Roland Varga

Personal information
- Nationality: Canadian
- Born: August 6, 1990 (age 35) Budapest, Hungary
- Home town: Aurora, Ontario, Canada

Sport
- Country: Canada
- Sport: Canoeing

= Roland Varga (canoeist) =

Canadian sprint kayaker (born 1990)

Roland Varga (born August 6, 1990) is a Canadian canoeist. Varga immigrated with his family to Canada when he was 15. Varga currently resides in Aurora, Ontario.

==Career==
Varga has competed as part of the national team since 2009. His first multi-sport games was the 2011 Pan American Games in Guadalajara where he was disqualified in the C-1 1000 event. In 2012 along with partner, Paul Bryant, competed on the World Cup Circuit, with their top placing being a C-2 500m silver in 2013. Also in 2013, Varga competed in both the U23 and senior ICF World Championships. At the former, he finished fourth in the C-2 1000m with Marc Tarling. At the latter, Varga and Bryant won the B final in the C-2 500m.

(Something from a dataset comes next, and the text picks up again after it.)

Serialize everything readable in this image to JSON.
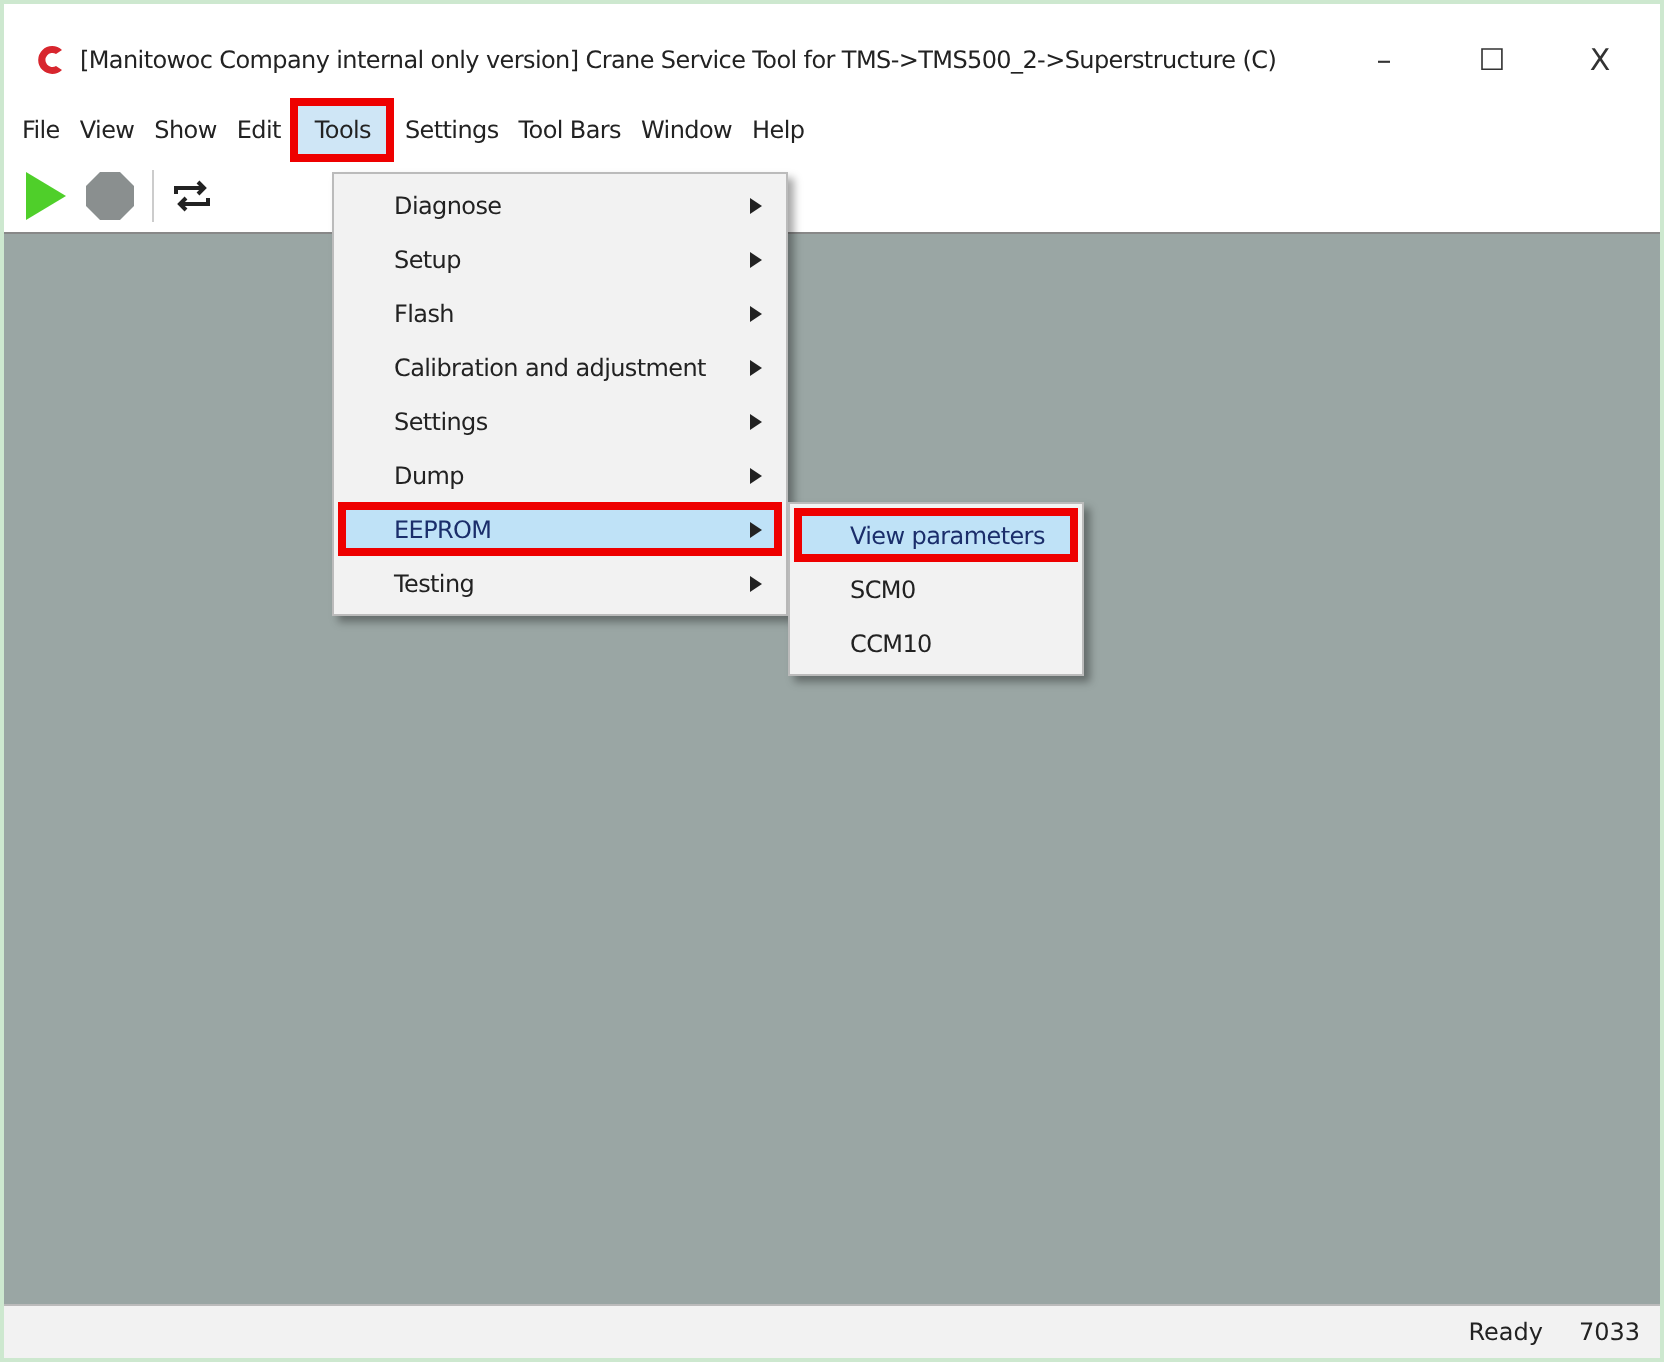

In 2014, Varga raced with Gabriel Beauchesne-Sévigny during the World Cup calendar, and made the A Final in three of four races. In 2015, Varga had a decided to stop paddling, after he had a disappointing national trials. However, seven months later Varga decided to come back after his hiatus.

In 2016, Varga continued on the World Cup team and with Bryant advanced to A finals in all three races, finishing as high as fourth place. In 2018, Varga formed a C-2 boat with Connor Fitzpatrick. They won the C-2 1000m B final in their first World Cup event in Szeged, Hungary and the following week they advanced to the A final. At the World Championships, they placed sixth in the B final of the C-2 1000m.

In 2019, Varga and Fitzpatrick broke the National record at the 2019 World Championships in the C-2 1000m to 3:28.742 in semifinals before finishing second in the B final (11th overall). In May 2021, Varga along with Fitzpatrick were named to their first Olympic team in the C-2 1000 event.